Ну.. – сказала она.
Не стану настаивать, – медовым голосом сказал я.
Что у вас вообще происходит? – спросила она вдруг.
Мне кажется, она уехала надолго, – сказал я.
Думаю, она бросила меня, – признался я, наконец.
И это вогнало тебя в депрессию, – сказала она.
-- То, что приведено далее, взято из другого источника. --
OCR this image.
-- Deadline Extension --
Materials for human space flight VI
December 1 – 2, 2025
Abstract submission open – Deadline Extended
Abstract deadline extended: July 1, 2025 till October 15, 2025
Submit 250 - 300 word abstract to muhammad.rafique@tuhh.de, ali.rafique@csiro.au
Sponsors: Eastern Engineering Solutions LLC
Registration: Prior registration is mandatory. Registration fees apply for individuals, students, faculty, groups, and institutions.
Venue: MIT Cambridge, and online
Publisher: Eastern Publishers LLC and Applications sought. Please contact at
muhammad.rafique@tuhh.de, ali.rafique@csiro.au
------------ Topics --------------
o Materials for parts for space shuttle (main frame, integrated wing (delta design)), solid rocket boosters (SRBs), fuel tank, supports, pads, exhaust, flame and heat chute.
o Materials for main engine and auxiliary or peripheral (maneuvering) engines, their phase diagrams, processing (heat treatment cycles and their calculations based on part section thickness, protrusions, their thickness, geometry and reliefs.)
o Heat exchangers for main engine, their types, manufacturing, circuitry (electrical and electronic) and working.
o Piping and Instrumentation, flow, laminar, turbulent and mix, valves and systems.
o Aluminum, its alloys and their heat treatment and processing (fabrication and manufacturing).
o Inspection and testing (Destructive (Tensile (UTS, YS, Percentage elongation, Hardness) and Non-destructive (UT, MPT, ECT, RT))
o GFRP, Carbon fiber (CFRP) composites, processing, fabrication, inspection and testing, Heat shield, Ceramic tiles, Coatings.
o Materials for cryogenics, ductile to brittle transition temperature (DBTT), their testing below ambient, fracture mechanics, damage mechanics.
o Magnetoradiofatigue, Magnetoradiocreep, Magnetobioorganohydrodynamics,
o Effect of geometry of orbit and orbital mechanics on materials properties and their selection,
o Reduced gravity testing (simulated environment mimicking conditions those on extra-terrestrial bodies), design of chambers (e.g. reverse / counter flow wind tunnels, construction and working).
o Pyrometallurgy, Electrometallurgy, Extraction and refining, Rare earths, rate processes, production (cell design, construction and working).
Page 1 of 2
Понятно теперь, почему мне приснился этот сон, – сказала Люба.
Видимо, ты так сильно хотел убить ее за то, что она тебя бросила, что твое желание материализовалось и проникло в меня.
Я бы с удовольствием проник в тебя сейчас, – сказал я.
Пошляк, – сказала она.
Тебе это всегда нравилось, – сказал я.
Сучка, – сказал я.
Грязная потаскушка, лживая кошелка, – сказал я.
Прекрати, – сказала она.
Заткнись, проститутка, – сказал я.
Заткнись и слушай, что тебе говорят, – сказал я.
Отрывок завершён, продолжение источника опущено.